My PC is with AMD Ryzen 5 3600X, with 6 cores, no GPU. I trained my tabular regression in colab and I’m running the trained model in my pc. And it is slow. What make it even slower is the fact I found that it only use about 1/20 of the total CPU time. My code is like following:
for i in range(cnt):
print("learner ", i , " : ", process_time() - start, time()-start1)
res.append(learn_opt[i].get_preds()
Hi jerron hope all is well!
You will have to search for possible bottlenecks in all of your system that is used to produce this line of code.
res.append(learn_opt[i].get_preds()
e.g. which part of your system is actually causing the delay, if it is disk access time trying to improve CPU utility won’t make a difference, changing from a slow hard disk to an ssd or running all the code in ram would make a difference.

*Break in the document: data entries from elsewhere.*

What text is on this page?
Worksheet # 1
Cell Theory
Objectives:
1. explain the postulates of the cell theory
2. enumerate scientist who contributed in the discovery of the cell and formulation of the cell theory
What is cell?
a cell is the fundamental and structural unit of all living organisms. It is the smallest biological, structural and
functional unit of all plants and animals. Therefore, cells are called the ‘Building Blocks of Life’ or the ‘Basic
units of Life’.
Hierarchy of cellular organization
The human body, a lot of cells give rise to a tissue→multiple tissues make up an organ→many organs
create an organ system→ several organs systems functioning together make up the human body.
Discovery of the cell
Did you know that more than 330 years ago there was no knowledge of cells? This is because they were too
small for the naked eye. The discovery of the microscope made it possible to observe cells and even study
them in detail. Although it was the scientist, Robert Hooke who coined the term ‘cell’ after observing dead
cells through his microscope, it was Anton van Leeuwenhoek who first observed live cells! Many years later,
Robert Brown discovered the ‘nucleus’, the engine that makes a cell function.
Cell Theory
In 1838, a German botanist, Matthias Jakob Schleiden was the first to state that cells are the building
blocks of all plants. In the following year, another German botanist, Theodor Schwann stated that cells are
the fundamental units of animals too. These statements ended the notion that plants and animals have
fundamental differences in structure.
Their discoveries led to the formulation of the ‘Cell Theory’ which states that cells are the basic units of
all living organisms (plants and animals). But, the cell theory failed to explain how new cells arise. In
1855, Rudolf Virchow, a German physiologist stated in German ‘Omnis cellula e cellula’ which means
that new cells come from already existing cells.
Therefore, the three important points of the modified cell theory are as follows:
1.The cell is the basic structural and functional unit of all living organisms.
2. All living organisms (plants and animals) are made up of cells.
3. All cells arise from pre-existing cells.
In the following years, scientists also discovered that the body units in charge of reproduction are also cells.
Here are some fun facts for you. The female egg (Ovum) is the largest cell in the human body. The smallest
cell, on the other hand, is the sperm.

The links below show two possible approaches to speeding up your code.
The learner is a fastai.tabular.tabular_learner. There should be no I/O bottleneck, purely calculation in memory, because I didn’t see any increased disk or network activities change in the Performance monitor from the Task Manager. When the calculation started, the CPU level increased to 25% from 10%%, memory increased to 45% from 40%, disk stayed at 0% or 1%, network stayed the same.
As @s.s.o change your used batch size. Use as large of one as your CPU can handle, this is how you use more. Tabular NN’s are tiny so you can send them large amounts of data with only a small overhead, especially on inference since we’re not storing gradients
I tried res.append(learn_opt[i].get_preds(ds_type=DatasetType.Valid,n_batch=100)) and res.append(learn_opt[i].get_preds(ds_type=DatasetType.Valid,n_batch=500)) and didn’t notice differences. What value would be good? There are 200 entries in prediction.